The metrics in there show both incusd and node-exporter at below 100MiB of memory usage, so that’s looking good.
If you want to try tracking this, the metrics to keep an eye on would be:
go_memstats_alloc_bytes
go_memstats_sys_bytes
incus_go_alloc_bytes
incus_go_sys_bytes
The first two are coming from the merged metrics from node-exporter with the latter two being the incusd equivalent. So if the memory issue is coming directly from either of those processes, you should be able to catch it that way.
Are the memory statistics of incus-osd available as well? I recall seeing that was listed explicitely in the OOM killer logs, but that was after maybe two weeks of uptime when I first opened the thread.
I suspect now the “incus processes” killed by the OOM killer were one or more of the guests, which is what clued me into the issue in the first place. Some of my guests were “rebooting” for seemingly no reason.
So, I may have gotten a bit distracted from the original topic here, but I have a theory as to why node-exporter suddenly starts spewing out write on closed pipes.

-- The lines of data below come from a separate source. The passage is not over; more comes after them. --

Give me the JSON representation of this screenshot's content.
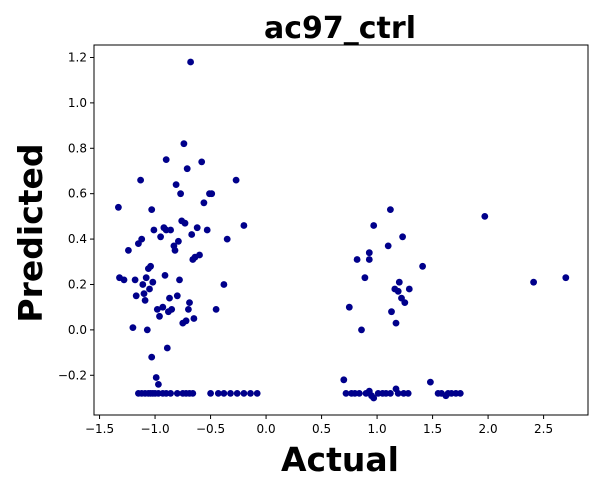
{
  "chart_data": {
    "type": "scatter",
    "title": "ac97_ctrl",
    "xlabel": "Actual",
    "ylabel": "Predicted",
    "xlim": [
      -1.55,
      2.9
    ],
    "ylim": [
      -0.375,
      1.255
    ],
    "xticks": [
      -1.5,
      -1.0,
      -0.5,
      0.0,
      0.5,
      1.0,
      1.5,
      2.0,
      2.5
    ],
    "xtick_labels": [
      "−1.5",
      "−1.0",
      "−0.5",
      "0.0",
      "0.5",
      "1.0",
      "1.5",
      "2.0",
      "2.5"
    ],
    "yticks": [
      -0.2,
      0.0,
      0.2,
      0.4,
      0.6,
      0.8,
      1.0,
      1.2
    ],
    "ytick_labels": [
      "−0.2",
      "0.0",
      "0.2",
      "0.4",
      "0.6",
      "0.8",
      "1.0",
      "1.2"
    ],
    "grid": false,
    "marker_color": "#00008b",
    "series": [
      {
        "points": [
          [
            -1.33,
            0.54
          ],
          [
            -1.32,
            0.23
          ],
          [
            -1.28,
            0.22
          ],
          [
            -1.24,
            0.35
          ],
          [
            -1.2,
            0.01
          ],
          [
            -1.18,
            0.22
          ],
          [
            -1.17,
            0.15
          ],
          [
            -1.15,
            0.38
          ],
          [
            -1.13,
            0.66
          ],
          [
            -1.12,
            0.4
          ],
          [
            -1.11,
            0.2
          ],
          [
            -1.1,
            0.16
          ],
          [
            -1.09,
            0.13
          ],
          [
            -1.08,
            0.23
          ],
          [
            -1.07,
            0.0
          ],
          [
            -1.06,
            0.27
          ],
          [
            -1.05,
            0.18
          ],
          [
            -1.04,
            0.28
          ],
          [
            -1.03,
            0.53
          ],
          [
            -1.03,
            -0.12
          ],
          [
            -1.02,
            0.21
          ],
          [
            -1.01,
            0.44
          ],
          [
            -0.99,
            -0.21
          ],
          [
            -0.98,
            0.09
          ],
          [
            -0.97,
            -0.24
          ],
          [
            -0.96,
            0.06
          ],
          [
            -0.95,
            0.41
          ],
          [
            -0.93,
            0.1
          ],
          [
            -0.92,
            0.45
          ],
          [
            -0.91,
            0.24
          ],
          [
            -0.9,
            0.75
          ],
          [
            -0.9,
            0.44
          ],
          [
            -0.89,
            -0.08
          ],
          [
            -0.88,
            0.08
          ],
          [
            -0.87,
            0.14
          ],
          [
            -0.86,
            0.44
          ],
          [
            -0.85,
            0.09
          ],
          [
            -0.83,
            0.37
          ],
          [
            -0.82,
            0.35
          ],
          [
            -0.81,
            0.64
          ],
          [
            -0.8,
            0.15
          ],
          [
            -0.79,
            0.39
          ],
          [
            -0.78,
            0.22
          ],
          [
            -0.77,
            0.6
          ],
          [
            -0.76,
            0.48
          ],
          [
            -0.75,
            0.03
          ],
          [
            -0.74,
            0.82
          ],
          [
            -0.73,
            0.47
          ],
          [
            -0.72,
            0.04
          ],
          [
            -0.71,
            0.71
          ],
          [
            -0.7,
            0.09
          ],
          [
            -0.69,
            0.12
          ],
          [
            -0.68,
            1.18
          ],
          [
            -0.67,
            0.42
          ],
          [
            -0.66,
            0.31
          ],
          [
            -0.65,
            0.05
          ],
          [
            -0.64,
            0.32
          ],
          [
            -0.62,
            0.45
          ],
          [
            -0.6,
            0.33
          ],
          [
            -0.58,
            0.74
          ],
          [
            -0.56,
            0.56
          ],
          [
            -0.53,
            0.44
          ],
          [
            -0.51,
            0.6
          ],
          [
            -0.49,
            0.6
          ],
          [
            -0.45,
            0.09
          ],
          [
            -0.38,
            0.2
          ],
          [
            -0.35,
            0.4
          ],
          [
            -0.27,
            0.66
          ],
          [
            -0.2,
            0.46
          ],
          [
            0.7,
            -0.22
          ],
          [
            0.75,
            0.1
          ],
          [
            0.82,
            0.31
          ],
          [
            0.86,
            0.0
          ],
          [
            0.89,
            0.23
          ],
          [
            0.93,
            0.31
          ],
          [
            0.93,
            0.34
          ],
          [
            0.97,
            0.46
          ],
          [
            1.1,
            0.37
          ],
          [
            1.12,
            0.53
          ],
          [
            1.13,
            0.08
          ],
          [
            1.16,
            0.18
          ],
          [
            1.17,
            0.03
          ],
          [
            1.19,
            0.17
          ],
          [
            1.2,
            0.21
          ],
          [
            1.22,
            0.14
          ],
          [
            1.23,
            0.41
          ],
          [
            1.25,
            0.12
          ],
          [
            1.29,
            0.18
          ],
          [
            1.41,
            0.28
          ],
          [
            1.48,
            -0.23
          ],
          [
            1.97,
            0.5
          ],
          [
            2.41,
            0.21
          ],
          [
            2.7,
            0.23
          ],
          [
            -1.15,
            -0.28
          ],
          [
            -1.12,
            -0.28
          ],
          [
            -1.09,
            -0.28
          ],
          [
            -1.06,
            -0.28
          ],
          [
            -1.04,
            -0.28
          ],
          [
            -1.02,
            -0.28
          ],
          [
            -1.0,
            -0.28
          ],
          [
            -0.97,
            -0.28
          ],
          [
            -0.93,
            -0.28
          ],
          [
            -0.9,
            -0.28
          ],
          [
            -0.86,
            -0.28
          ],
          [
            -0.8,
            -0.28
          ],
          [
            -0.75,
            -0.28
          ],
          [
            -0.72,
            -0.28
          ],
          [
            -0.69,
            -0.28
          ],
          [
            -0.66,
            -0.28
          ],
          [
            -0.5,
            -0.28
          ],
          [
            -0.43,
            -0.28
          ],
          [
            -0.38,
            -0.28
          ],
          [
            -0.32,
            -0.28
          ],
          [
            -0.26,
            -0.28
          ],
          [
            -0.2,
            -0.28
          ],
          [
            -0.14,
            -0.28
          ],
          [
            -0.08,
            -0.28
          ],
          [
            0.72,
            -0.28
          ],
          [
            0.77,
            -0.28
          ],
          [
            0.8,
            -0.28
          ],
          [
            0.84,
            -0.28
          ],
          [
            0.9,
            -0.28
          ],
          [
            0.93,
            -0.27
          ],
          [
            0.95,
            -0.29
          ],
          [
            0.97,
            -0.3
          ],
          [
            1.01,
            -0.28
          ],
          [
            1.05,
            -0.28
          ],
          [
            1.08,
            -0.28
          ],
          [
            1.12,
            -0.28
          ],
          [
            1.17,
            -0.26
          ],
          [
            1.19,
            -0.28
          ],
          [
            1.24,
            -0.28
          ],
          [
            1.28,
            -0.28
          ],
          [
            1.55,
            -0.28
          ],
          [
            1.58,
            -0.28
          ],
          [
            1.62,
            -0.29
          ],
          [
            1.64,
            -0.28
          ],
          [
            1.67,
            -0.28
          ],
          [
            1.71,
            -0.28
          ],
          [
            1.75,
            -0.28
          ]
        ]
      }
    ]
  }
}
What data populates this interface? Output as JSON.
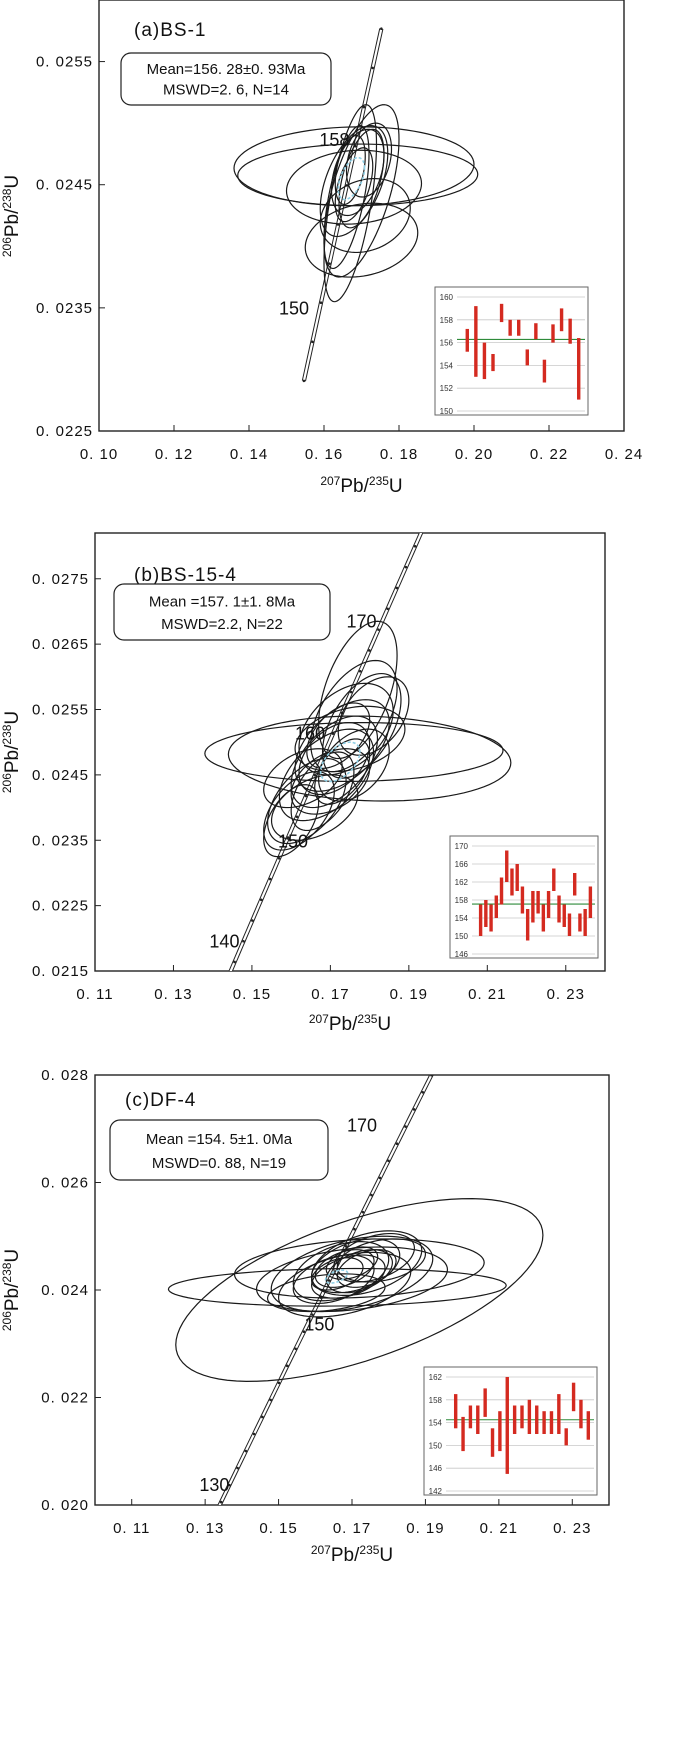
{
  "figure": "U-Pb concordia diagrams",
  "chart_data": [
    {
      "type": "scatter",
      "subtype": "concordia",
      "title": "(a)BS-1",
      "xlabel": {
        "pre": "207",
        "mid": "Pb/",
        "sup": "235",
        "post": "U"
      },
      "ylabel": {
        "pre": "206",
        "mid": "Pb/",
        "sup": "238",
        "post": "U"
      },
      "xlim": [
        0.1,
        0.24
      ],
      "ylim": [
        0.0225,
        0.026
      ],
      "x_ticks": [
        "0. 10",
        "0. 12",
        "0. 14",
        "0. 16",
        "0. 18",
        "0. 20",
        "0. 22",
        "0. 24"
      ],
      "y_ticks": [
        "0. 0225",
        "0. 0235",
        "0. 0245",
        "0. 0255"
      ],
      "mean_label": "Mean=156. 28±0. 93Ma",
      "mswd_label": "MSWD=2. 6, N=14",
      "age_labels": [
        {
          "text": "150",
          "age": 150
        },
        {
          "text": "158",
          "age": 158
        }
      ],
      "concordia_age_range": [
        146,
        164
      ],
      "ellipses": [
        {
          "x": 0.168,
          "y": 0.02465,
          "sx": 0.032,
          "sy": 0.00032,
          "rho": 0.05
        },
        {
          "x": 0.169,
          "y": 0.02458,
          "sx": 0.032,
          "sy": 0.00025,
          "rho": 0.02
        },
        {
          "x": 0.168,
          "y": 0.02448,
          "sx": 0.018,
          "sy": 0.0003,
          "rho": 0.1
        },
        {
          "x": 0.17,
          "y": 0.02445,
          "sx": 0.01,
          "sy": 0.0007,
          "rho": 0.6
        },
        {
          "x": 0.167,
          "y": 0.02435,
          "sx": 0.007,
          "sy": 0.0008,
          "rho": 0.6
        },
        {
          "x": 0.168,
          "y": 0.02453,
          "sx": 0.009,
          "sy": 0.00045,
          "rho": 0.5
        },
        {
          "x": 0.166,
          "y": 0.0244,
          "sx": 0.006,
          "sy": 0.00058,
          "rho": 0.6
        },
        {
          "x": 0.17,
          "y": 0.02455,
          "sx": 0.006,
          "sy": 0.0004,
          "rho": 0.5
        },
        {
          "x": 0.168,
          "y": 0.0245,
          "sx": 0.005,
          "sy": 0.0003,
          "rho": 0.5
        },
        {
          "x": 0.171,
          "y": 0.02425,
          "sx": 0.012,
          "sy": 0.0003,
          "rho": 0.2
        },
        {
          "x": 0.17,
          "y": 0.02405,
          "sx": 0.015,
          "sy": 0.0003,
          "rho": 0.2
        },
        {
          "x": 0.169,
          "y": 0.0246,
          "sx": 0.007,
          "sy": 0.00035,
          "rho": 0.4
        },
        {
          "x": 0.167,
          "y": 0.02462,
          "sx": 0.004,
          "sy": 0.00028,
          "rho": 0.4
        },
        {
          "x": 0.172,
          "y": 0.0247,
          "sx": 0.006,
          "sy": 0.0003,
          "rho": 0.3
        }
      ],
      "mean_ellipse": {
        "x": 0.1673,
        "y": 0.02455,
        "sx": 0.0035,
        "sy": 0.00017,
        "rho": 0.5
      },
      "inset": {
        "ylim": [
          150,
          160
        ],
        "y_ticks": [
          "150",
          "152",
          "154",
          "156",
          "158",
          "160"
        ],
        "mean": 156.28,
        "bars": [
          [
            155.2,
            157.2
          ],
          [
            153.0,
            159.2
          ],
          [
            152.8,
            156.0
          ],
          [
            153.5,
            155.0
          ],
          [
            157.8,
            159.4
          ],
          [
            156.6,
            158.0
          ],
          [
            156.6,
            158.0
          ],
          [
            154.0,
            155.4
          ],
          [
            156.3,
            157.7
          ],
          [
            152.5,
            154.5
          ],
          [
            156.0,
            157.6
          ],
          [
            157.0,
            159.0
          ],
          [
            155.9,
            158.1
          ],
          [
            151.0,
            156.4
          ]
        ]
      }
    },
    {
      "type": "scatter",
      "subtype": "concordia",
      "title": "(b)BS-15-4",
      "xlabel": {
        "pre": "207",
        "mid": "Pb/",
        "sup": "235",
        "post": "U"
      },
      "ylabel": {
        "pre": "206",
        "mid": "Pb/",
        "sup": "238",
        "post": "U"
      },
      "xlim": [
        0.11,
        0.24
      ],
      "ylim": [
        0.0215,
        0.0282
      ],
      "x_ticks": [
        "0. 11",
        "0. 13",
        "0. 15",
        "0. 17",
        "0. 19",
        "0. 21",
        "0. 23"
      ],
      "y_ticks": [
        "0. 0215",
        "0. 0225",
        "0. 0235",
        "0. 0245",
        "0. 0255",
        "0. 0265",
        "0. 0275"
      ],
      "mean_label": "Mean =157. 1±1. 8Ma",
      "mswd_label": "MSWD=2.2, N=22",
      "age_labels": [
        {
          "text": "140",
          "age": 140
        },
        {
          "text": "150",
          "age": 150
        },
        {
          "text": "160",
          "age": 160
        },
        {
          "text": "170",
          "age": 170
        }
      ],
      "concordia_age_range": [
        136,
        180
      ],
      "ellipses": [
        {
          "x": 0.176,
          "y": 0.02485,
          "sx": 0.038,
          "sy": 0.00045,
          "rho": 0.05
        },
        {
          "x": 0.18,
          "y": 0.02475,
          "sx": 0.036,
          "sy": 0.00065,
          "rho": -0.1
        },
        {
          "x": 0.177,
          "y": 0.0258,
          "sx": 0.01,
          "sy": 0.00105,
          "rho": 0.5
        },
        {
          "x": 0.176,
          "y": 0.0254,
          "sx": 0.011,
          "sy": 0.00085,
          "rho": 0.5
        },
        {
          "x": 0.174,
          "y": 0.0252,
          "sx": 0.012,
          "sy": 0.0007,
          "rho": 0.4
        },
        {
          "x": 0.178,
          "y": 0.02525,
          "sx": 0.01,
          "sy": 0.0008,
          "rho": 0.5
        },
        {
          "x": 0.173,
          "y": 0.02495,
          "sx": 0.012,
          "sy": 0.0007,
          "rho": 0.5
        },
        {
          "x": 0.171,
          "y": 0.0247,
          "sx": 0.011,
          "sy": 0.0007,
          "rho": 0.5
        },
        {
          "x": 0.169,
          "y": 0.0245,
          "sx": 0.012,
          "sy": 0.0007,
          "rho": 0.5
        },
        {
          "x": 0.164,
          "y": 0.0241,
          "sx": 0.01,
          "sy": 0.00065,
          "rho": 0.5
        },
        {
          "x": 0.162,
          "y": 0.02395,
          "sx": 0.009,
          "sy": 0.0006,
          "rho": 0.5
        },
        {
          "x": 0.16,
          "y": 0.0238,
          "sx": 0.007,
          "sy": 0.00055,
          "rho": 0.5
        },
        {
          "x": 0.166,
          "y": 0.024,
          "sx": 0.011,
          "sy": 0.0005,
          "rho": 0.4
        },
        {
          "x": 0.172,
          "y": 0.0251,
          "sx": 0.008,
          "sy": 0.0005,
          "rho": 0.5
        },
        {
          "x": 0.175,
          "y": 0.02505,
          "sx": 0.014,
          "sy": 0.0005,
          "rho": 0.3
        },
        {
          "x": 0.17,
          "y": 0.0244,
          "sx": 0.01,
          "sy": 0.0005,
          "rho": 0.4
        },
        {
          "x": 0.168,
          "y": 0.02425,
          "sx": 0.008,
          "sy": 0.0006,
          "rho": 0.5
        },
        {
          "x": 0.176,
          "y": 0.02465,
          "sx": 0.009,
          "sy": 0.00055,
          "rho": 0.4
        },
        {
          "x": 0.173,
          "y": 0.02455,
          "sx": 0.007,
          "sy": 0.0005,
          "rho": 0.5
        },
        {
          "x": 0.181,
          "y": 0.0254,
          "sx": 0.009,
          "sy": 0.0006,
          "rho": 0.4
        },
        {
          "x": 0.163,
          "y": 0.02445,
          "sx": 0.01,
          "sy": 0.00045,
          "rho": 0.4
        },
        {
          "x": 0.171,
          "y": 0.02475,
          "sx": 0.009,
          "sy": 0.00055,
          "rho": 0.4
        }
      ],
      "mean_ellipse": {
        "x": 0.1725,
        "y": 0.0247,
        "sx": 0.005,
        "sy": 0.0003,
        "rho": 0.5
      },
      "inset": {
        "ylim": [
          146,
          170
        ],
        "y_ticks": [
          "146",
          "150",
          "154",
          "158",
          "162",
          "166",
          "170"
        ],
        "mean": 157.1,
        "bars": [
          [
            150.0,
            157.0
          ],
          [
            152.0,
            158.0
          ],
          [
            151.0,
            157.0
          ],
          [
            154.0,
            159.0
          ],
          [
            157.0,
            163.0
          ],
          [
            162.0,
            169.0
          ],
          [
            159.0,
            165.0
          ],
          [
            160.0,
            166.0
          ],
          [
            155.0,
            161.0
          ],
          [
            149.0,
            156.0
          ],
          [
            153.0,
            160.0
          ],
          [
            155.0,
            160.0
          ],
          [
            151.0,
            157.0
          ],
          [
            154.0,
            160.0
          ],
          [
            160.0,
            165.0
          ],
          [
            153.0,
            159.0
          ],
          [
            152.0,
            157.0
          ],
          [
            150.0,
            155.0
          ],
          [
            159.0,
            164.0
          ],
          [
            151.0,
            155.0
          ],
          [
            150.0,
            156.0
          ],
          [
            154.0,
            161.0
          ]
        ]
      }
    },
    {
      "type": "scatter",
      "subtype": "concordia",
      "title": "(c)DF-4",
      "xlabel": {
        "pre": "207",
        "mid": "Pb/",
        "sup": "235",
        "post": "U"
      },
      "ylabel": {
        "pre": "206",
        "mid": "Pb/",
        "sup": "238",
        "post": "U"
      },
      "xlim": [
        0.1,
        0.24
      ],
      "ylim": [
        0.02,
        0.028
      ],
      "x_ticks": [
        "0. 11",
        "0. 13",
        "0. 15",
        "0. 17",
        "0. 19",
        "0. 21",
        "0. 23"
      ],
      "y_ticks": [
        "0. 020",
        "0. 022",
        "0. 024",
        "0. 026",
        "0. 028"
      ],
      "mean_label": "Mean =154. 5±1. 0Ma",
      "mswd_label": "MSWD=0. 88, N=19",
      "age_labels": [
        {
          "text": "130",
          "age": 130
        },
        {
          "text": "150",
          "age": 150
        },
        {
          "text": "170",
          "age": 170
        }
      ],
      "concordia_age_range": [
        122,
        185
      ],
      "ellipses": [
        {
          "x": 0.172,
          "y": 0.024,
          "sx": 0.05,
          "sy": 0.0017,
          "rho": 0.6
        },
        {
          "x": 0.166,
          "y": 0.02405,
          "sx": 0.046,
          "sy": 0.00035,
          "rho": 0.1
        },
        {
          "x": 0.172,
          "y": 0.0244,
          "sx": 0.034,
          "sy": 0.00055,
          "rho": 0.2
        },
        {
          "x": 0.17,
          "y": 0.0242,
          "sx": 0.026,
          "sy": 0.0006,
          "rho": 0.3
        },
        {
          "x": 0.17,
          "y": 0.0243,
          "sx": 0.022,
          "sy": 0.0007,
          "rho": 0.4
        },
        {
          "x": 0.168,
          "y": 0.0241,
          "sx": 0.018,
          "sy": 0.0006,
          "rho": 0.4
        },
        {
          "x": 0.174,
          "y": 0.0245,
          "sx": 0.015,
          "sy": 0.0006,
          "rho": 0.4
        },
        {
          "x": 0.167,
          "y": 0.02435,
          "sx": 0.013,
          "sy": 0.00055,
          "rho": 0.4
        },
        {
          "x": 0.171,
          "y": 0.02445,
          "sx": 0.012,
          "sy": 0.0005,
          "rho": 0.4
        },
        {
          "x": 0.176,
          "y": 0.0246,
          "sx": 0.011,
          "sy": 0.00045,
          "rho": 0.4
        },
        {
          "x": 0.165,
          "y": 0.0242,
          "sx": 0.011,
          "sy": 0.00045,
          "rho": 0.4
        },
        {
          "x": 0.169,
          "y": 0.02425,
          "sx": 0.01,
          "sy": 0.0004,
          "rho": 0.4
        },
        {
          "x": 0.172,
          "y": 0.02435,
          "sx": 0.009,
          "sy": 0.0004,
          "rho": 0.4
        },
        {
          "x": 0.163,
          "y": 0.02395,
          "sx": 0.016,
          "sy": 0.00035,
          "rho": 0.3
        },
        {
          "x": 0.174,
          "y": 0.0244,
          "sx": 0.008,
          "sy": 0.00035,
          "rho": 0.4
        },
        {
          "x": 0.168,
          "y": 0.0244,
          "sx": 0.008,
          "sy": 0.00035,
          "rho": 0.4
        },
        {
          "x": 0.17,
          "y": 0.0245,
          "sx": 0.007,
          "sy": 0.0003,
          "rho": 0.4
        },
        {
          "x": 0.178,
          "y": 0.02455,
          "sx": 0.012,
          "sy": 0.0004,
          "rho": 0.3
        },
        {
          "x": 0.166,
          "y": 0.0243,
          "sx": 0.007,
          "sy": 0.0003,
          "rho": 0.4
        }
      ],
      "mean_ellipse": {
        "x": 0.1658,
        "y": 0.02425,
        "sx": 0.003,
        "sy": 0.00012,
        "rho": 0.5
      },
      "inset": {
        "ylim": [
          142,
          162
        ],
        "y_ticks": [
          "142",
          "146",
          "150",
          "154",
          "158",
          "162"
        ],
        "mean": 154.5,
        "bars": [
          [
            153.0,
            159.0
          ],
          [
            149.0,
            155.0
          ],
          [
            153.0,
            157.0
          ],
          [
            152.0,
            157.0
          ],
          [
            155.0,
            160.0
          ],
          [
            148.0,
            153.0
          ],
          [
            149.0,
            156.0
          ],
          [
            145.0,
            162.0
          ],
          [
            152.0,
            157.0
          ],
          [
            153.0,
            157.0
          ],
          [
            152.0,
            158.0
          ],
          [
            152.0,
            157.0
          ],
          [
            152.0,
            156.0
          ],
          [
            152.0,
            156.0
          ],
          [
            152.0,
            159.0
          ],
          [
            150.0,
            153.0
          ],
          [
            156.0,
            161.0
          ],
          [
            153.0,
            158.0
          ],
          [
            151.0,
            156.0
          ]
        ]
      }
    }
  ]
}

I wonder if the incusd proxying is timing out in this dial – I can’t be sure because it seems incusd never reports any errors in that code. I’m running IncusOS on a trio of 8th-gen intel NUCs, so I could see spikes in load causing it to start missing deadlines there. Especially because on the NUCs I’ve got to disable tcp hardware offloading, so spikes in network traffic could cause the rest of the networking stack to be bogged down?
Actually, wait. Looking at node_scrape_collector_duration_seconds I’m seeing the hwmon collector regularly spiking to >2.5s, could the timeouts be causing it to just fail entirely? AIUI the node-exporter pulls the metrics at scrape time, so a slow hwmon collector could be causing the entire request to be canceled on the incusd side.